Title: Re: Self-modifying code example
Post by: FORTRANS on January 16, 2015, 01:59:04 AM
Quote from: dedndave on January 14, 2015, 06:29:15 AM
i am actually surprised how well my old stuff works under NTVDM
only 1 program gives me troubles - and i'm not sure of the cause

Hi Dave,

   What are the problems?  Checking my memory (ha!) I have seen
the following problems.  Unsupported BIOS functions, timer related
Int15H, fn 86H, wait doesn't work when I wanted a delay.  Some
others w.r.t. memory?  I thought command line parsing was broken,
so I wrote a work around, but I can't reproduce that now.  And I tried
to stuff the keyboard buffer when asking for user input, and failed
there.  HLT doesn't work as expected.  And as you pointed out,
calling the BIOS keyboard functions caused 100% CPU usage.

   There are some other DOS versus VDM and NTVDM emulation
foibles, but I don't remember them well enough to enumerate
correctly.

Cheers,

Steve N.
Title: Re: Self-modifying code example
Post by: dedndave on January 16, 2015, 02:32:17 AM
a number of my old programs revector interrupts - work fine   :P
Title: Re: Self-modifying code example
Post by: Antariy on January 16, 2015, 06:58:35 AM
Hi Steve,

Quote from: FORTRANS on January 15, 2015, 11:49:39 PM
Quote

Thank you for an info!

So that's the P6+ which flushes the prefetcher for sure. But the other interesting question is: from the written it seems that the tests were in the real-mode? How else the author manipulated with A20 line?

   Yes, it seems to be all real mode MS-DOS programs.  But I
don't see why it could not be protected code if he (someone)
wrote his own boot loader.

Writing the minimalistic OS to run the test code in protected mode with page addressation enabled is too ineffecient, probably.


Quote from: FORTRANS on January 15, 2015, 11:49:39 PM
   Interesting question.  I have both P5 and P6 systems if that
helps any.  I can boot them into DOS for real mode tests.  But
van Gilluwe already did that in "The Undocumented PC".
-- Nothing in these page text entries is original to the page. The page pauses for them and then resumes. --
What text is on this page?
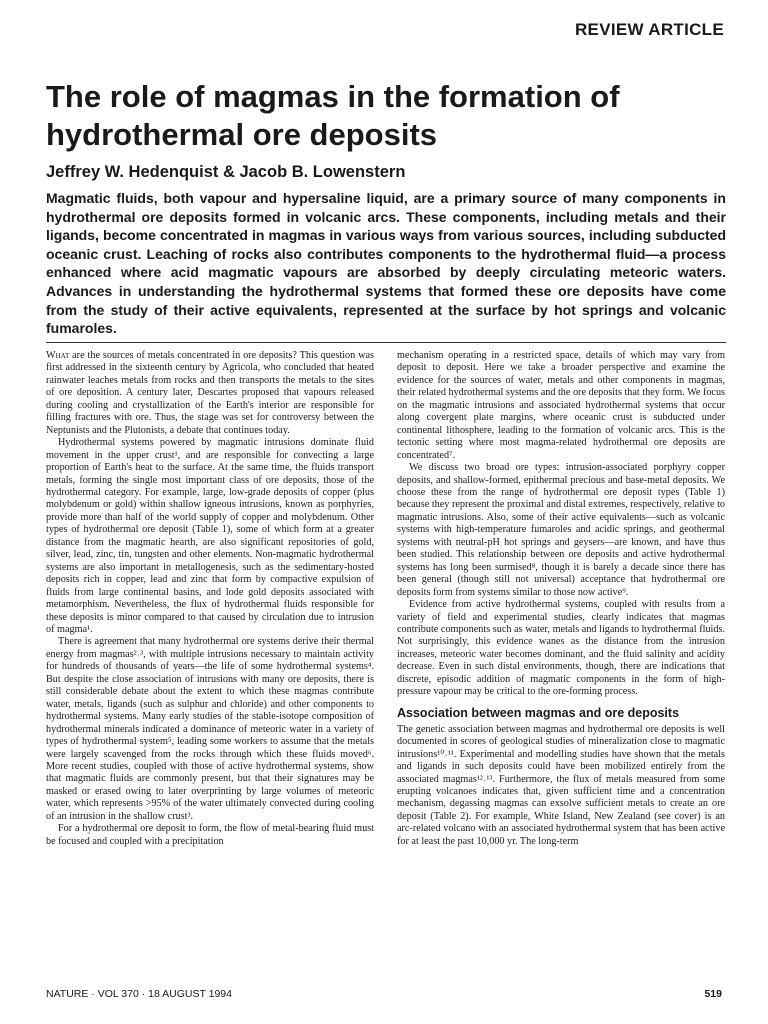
REVIEW ARTICLE
The role of magmas in the formation of hydrothermal ore deposits
Jeffrey W. Hedenquist & Jacob B. Lowenstern

Magmatic fluids, both vapour and hypersaline liquid, are a primary source of many components in hydrothermal ore deposits formed in volcanic arcs. These components, including metals and their ligands, become concentrated in magmas in various ways from various sources, including subducted oceanic crust. Leaching of rocks also contributes components to the hydrothermal fluid—a process enhanced where acid magmatic vapours are absorbed by deeply circulating meteoric waters. Advances in understanding the hydrothermal systems that formed these ore deposits have come from the study of their active equivalents, represented at the surface by hot springs and volcanic fumaroles.

What are the sources of metals concentrated in ore deposits? This question was first addressed in the sixteenth century by Agricola, who concluded that heated rainwater leaches metals from rocks and then transports the metals to the sites of ore deposition. A century later, Descartes proposed that vapours released during cooling and crystallization of the Earth's interior are responsible for filling fractures with ore. Thus, the stage was set for controversy between the Neptunists and the Plutonists, a debate that continues today.

Hydrothermal systems powered by magmatic intrusions dominate fluid movement in the upper crust¹, and are responsible for convecting a large proportion of Earth's heat to the surface. At the same time, the fluids transport metals, forming the single most important class of ore deposits, those of the hydrothermal category. For example, large, low-grade deposits of copper (plus molybdenum or gold) within shallow igneous intrusions, known as porphyries, provide more than half of the world supply of copper and molybdenum. Other types of hydrothermal ore deposit (Table 1), some of which form at a greater distance from the magmatic hearth, are also significant repositories of gold, silver, lead, zinc, tin, tungsten and other elements. Non-magmatic hydrothermal systems are also important in metallogenesis, such as the sedimentary-hosted deposits rich in copper, lead and zinc that form by compactive expulsion of fluids from large continental basins, and lode gold deposits associated with metamorphism. Nevertheless, the flux of hydrothermal fluids responsible for these deposits is minor compared to that caused by circulation due to intrusion of magma¹.

There is agreement that many hydrothermal ore systems derive their thermal energy from magmas²˒³, with multiple intrusions necessary to maintain activity for hundreds of thousands of years—the life of some hydrothermal systems⁴. But despite the close association of intrusions with many ore deposits, there is still considerable debate about the extent to which these magmas contribute water, metals, ligands (such as sulphur and chloride) and other components to hydrothermal systems. Many early studies of the stable-isotope composition of hydrothermal minerals indicated a dominance of meteoric water in a variety of types of hydrothermal system⁵, leading some workers to assume that the metals were largely scavenged from the rocks through which these fluids moved⁶. More recent studies, coupled with those of active hydrothermal systems, show that magmatic fluids are commonly present, but that their signatures may be masked or erased owing to later overprinting by large volumes of meteoric water, which represents >95% of the water ultimately convected during cooling of an intrusion in the shallow crust³.

For a hydrothermal ore deposit to form, the flow of metal-bearing fluid must be focused and coupled with a precipitation

mechanism operating in a restricted space, details of which may vary from deposit to deposit. Here we take a broader perspective and examine the evidence for the sources of water, metals and other components in magmas, their related hydrothermal systems and the ore deposits that they form. We focus on the magmatic intrusions and associated hydrothermal systems that occur along covergent plate margins, where oceanic crust is subducted under continental lithosphere, leading to the formation of volcanic arcs. This is the tectonic setting where most magma-related hydrothermal ore deposits are concentrated⁷.

We discuss two broad ore types: intrusion-associated porphyry copper deposits, and shallow-formed, epithermal precious and base-metal deposits. We choose these from the range of hydrothermal ore deposit types (Table 1) because they represent the proximal and distal extremes, respectively, relative to magmatic intrusions. Also, some of their active equivalents—such as volcanic systems with high-temperature fumaroles and acidic springs, and geothermal systems with neutral-pH hot springs and geysers—are known, and have thus been studied. This relationship between ore deposits and active hydrothermal systems has long been surmised⁸, though it is barely a decade since there has been general (though still not universal) acceptance that hydrothermal ore deposits form from systems similar to those now active⁹.

Evidence from active hydrothermal systems, coupled with results from a variety of field and experimental studies, clearly indicates that magmas contribute components such as water, metals and ligands to hydrothermal fluids. Not surprisingly, this evidence wanes as the distance from the intrusion increases, meteoric water becomes dominant, and the fluid salinity and acidity decrease. Even in such distal environments, though, there are indications that discrete, episodic addition of magmatic components in the form of high-pressure vapour may be critical to the ore-forming process.

Association between magmas and ore deposits

The genetic association between magmas and hydrothermal ore deposits is well documented in scores of geological studies of mineralization close to magmatic intrusions¹⁰˒¹¹. Experimental and modelling studies have shown that the metals and ligands in such deposits could have been mobilized entirely from the associated magmas¹²˒¹³. Furthermore, the flux of metals measured from some erupting volcanoes indicates that, given sufficient time and a concentration mechanism, degassing magmas can exsolve sufficient metals to create an ore deposit (Table 2). For example, White Island, New Zealand (see cover) is an arc-related volcano with an associated hydrothermal system that has been active for at least the past 10,000 yr. The long-term

NATURE · VOL 370 · 18 AUGUST 1994	519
   If I boot Windows 2000 or OS/2, I know that it is in a protected
mode, even for DOS program execution.  But I do not know what
PM features are being used.  And I assume the same for DOS
programs under Windows 98.  So a test may work or not.  But
is that all that can be inferred?

   So I can run some limited tests if you want.  Though it may take
a little time to set a system back up to use.

Yes, I've prepared two tests, and if you would like - when you'll fire your systems up, run the tests http://masm32.com/board/index.php?topic=3960
I've described what each of them displays in the thread.